You mean you haven't seen this video yet? If not, there is about 6 minutes of nothing in the middle that you can scroll through.
First, let me say that I believe the cop should not have escalated the situation. He was out of line. However, what I want to focus on is the behavior of the citizen.
What I see here is becoming the norm in our society. A kid goes through his/her childhood never hearing the word "No". The parents are not willing to follow through with discipline, so they take the easier route of appeasement. Then the child goes to a school which has been completely emasculated. The child experiences no consequences for their behavior. There are second, third, then exponential chances given. If by chance, a child actually is held accountable for misbehavior, the parent is there to "protect and serve" the child. The message to the majority of modern children is "do what you want, when you want, and how you want". By the time the child becomes an adult, they have no mechanisms for dealing with a situation that does not go their way.

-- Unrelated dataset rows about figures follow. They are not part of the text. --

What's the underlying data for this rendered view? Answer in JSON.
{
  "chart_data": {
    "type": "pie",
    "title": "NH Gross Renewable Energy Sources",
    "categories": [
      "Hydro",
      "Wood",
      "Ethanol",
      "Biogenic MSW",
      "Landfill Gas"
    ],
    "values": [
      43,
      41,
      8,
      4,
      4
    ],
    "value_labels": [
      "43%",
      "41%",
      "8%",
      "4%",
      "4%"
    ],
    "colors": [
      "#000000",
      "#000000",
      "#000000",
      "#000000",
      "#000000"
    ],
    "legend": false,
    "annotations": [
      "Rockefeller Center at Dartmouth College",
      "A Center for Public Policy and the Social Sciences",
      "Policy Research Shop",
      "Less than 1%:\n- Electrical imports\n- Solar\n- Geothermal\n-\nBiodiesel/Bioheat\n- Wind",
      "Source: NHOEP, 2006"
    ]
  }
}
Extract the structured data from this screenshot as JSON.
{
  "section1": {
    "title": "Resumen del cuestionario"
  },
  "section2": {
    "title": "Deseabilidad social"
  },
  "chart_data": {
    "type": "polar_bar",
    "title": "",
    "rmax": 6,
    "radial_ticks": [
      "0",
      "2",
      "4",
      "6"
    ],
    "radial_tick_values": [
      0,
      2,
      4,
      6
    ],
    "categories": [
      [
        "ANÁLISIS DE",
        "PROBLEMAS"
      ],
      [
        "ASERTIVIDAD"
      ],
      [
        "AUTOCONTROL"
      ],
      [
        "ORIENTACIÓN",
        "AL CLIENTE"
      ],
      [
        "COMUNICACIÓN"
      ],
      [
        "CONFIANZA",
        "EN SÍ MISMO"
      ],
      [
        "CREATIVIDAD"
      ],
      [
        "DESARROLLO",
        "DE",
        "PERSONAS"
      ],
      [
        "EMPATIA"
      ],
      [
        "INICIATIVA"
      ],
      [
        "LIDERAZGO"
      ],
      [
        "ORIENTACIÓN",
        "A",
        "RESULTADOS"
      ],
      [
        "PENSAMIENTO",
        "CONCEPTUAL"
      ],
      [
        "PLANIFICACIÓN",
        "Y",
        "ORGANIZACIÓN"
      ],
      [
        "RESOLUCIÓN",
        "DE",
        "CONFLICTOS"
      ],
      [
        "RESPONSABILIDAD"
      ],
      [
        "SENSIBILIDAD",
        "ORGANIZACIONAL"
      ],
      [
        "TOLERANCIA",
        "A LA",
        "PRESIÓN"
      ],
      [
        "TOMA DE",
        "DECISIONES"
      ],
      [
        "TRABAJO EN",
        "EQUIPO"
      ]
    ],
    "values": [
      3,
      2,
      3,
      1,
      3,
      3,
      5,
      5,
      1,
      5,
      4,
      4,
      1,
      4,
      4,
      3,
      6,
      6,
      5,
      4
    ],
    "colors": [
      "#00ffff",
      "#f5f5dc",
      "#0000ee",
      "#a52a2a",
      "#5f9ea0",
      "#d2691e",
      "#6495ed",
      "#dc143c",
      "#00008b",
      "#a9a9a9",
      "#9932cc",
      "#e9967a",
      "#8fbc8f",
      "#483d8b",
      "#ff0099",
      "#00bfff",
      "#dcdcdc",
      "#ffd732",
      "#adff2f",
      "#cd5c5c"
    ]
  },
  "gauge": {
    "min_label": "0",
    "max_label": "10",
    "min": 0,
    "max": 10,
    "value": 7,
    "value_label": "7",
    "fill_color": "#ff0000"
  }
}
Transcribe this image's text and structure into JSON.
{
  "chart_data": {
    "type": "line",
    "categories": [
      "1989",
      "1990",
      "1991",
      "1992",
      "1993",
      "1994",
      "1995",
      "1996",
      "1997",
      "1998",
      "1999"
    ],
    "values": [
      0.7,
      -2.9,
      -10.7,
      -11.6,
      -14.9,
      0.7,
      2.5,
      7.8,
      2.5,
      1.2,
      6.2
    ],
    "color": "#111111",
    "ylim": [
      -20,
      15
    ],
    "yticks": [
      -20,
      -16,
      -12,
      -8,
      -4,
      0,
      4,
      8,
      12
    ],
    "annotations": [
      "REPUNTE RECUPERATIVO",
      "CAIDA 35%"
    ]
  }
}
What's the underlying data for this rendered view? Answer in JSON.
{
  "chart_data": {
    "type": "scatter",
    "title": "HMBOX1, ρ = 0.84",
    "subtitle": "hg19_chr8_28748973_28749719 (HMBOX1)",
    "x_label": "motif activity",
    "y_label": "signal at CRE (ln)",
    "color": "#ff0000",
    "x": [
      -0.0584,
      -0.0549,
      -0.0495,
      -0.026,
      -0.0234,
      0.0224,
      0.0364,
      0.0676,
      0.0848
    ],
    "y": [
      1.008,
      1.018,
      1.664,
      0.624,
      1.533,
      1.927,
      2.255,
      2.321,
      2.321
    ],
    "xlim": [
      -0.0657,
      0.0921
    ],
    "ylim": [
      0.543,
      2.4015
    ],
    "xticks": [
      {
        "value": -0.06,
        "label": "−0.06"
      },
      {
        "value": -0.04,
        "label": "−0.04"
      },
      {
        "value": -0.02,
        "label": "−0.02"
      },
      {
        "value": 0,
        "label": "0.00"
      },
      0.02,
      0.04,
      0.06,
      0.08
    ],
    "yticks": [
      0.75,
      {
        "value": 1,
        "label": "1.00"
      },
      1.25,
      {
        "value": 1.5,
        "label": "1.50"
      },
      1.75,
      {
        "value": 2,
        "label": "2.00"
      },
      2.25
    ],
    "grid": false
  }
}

Then we get situations like this video. The citizen is getting angrier and more attitudinal because the authority figure is NOT catering to his wishes. This is something he is not used to and does not know how to respond.
There was confusion by the citizen as to "why" he was being asked to step out of the car, but even here it is because he assumes the cop is going to do things according to HIS prerogative (not the cop's). The citizen believes HE is the one who should be giving instructions.
The depth of the citizen's cluelessness is demonstrated when the cop pulls the tazer. He is so entrenched in the "do what I want, when I want, how I want" mode of thinking that he cannot see or believe what is happening. It runs contrary to everything he had been taught growing up. Following an instruction is something he has trouble conceiving.
The cop was wrong, but he may have saved that man from a life of continued self-absorption.
One last point; this happened in Utah. That cop is probably making 16 bucks an hour. Here in Utah, we have an aversion to paying for quality.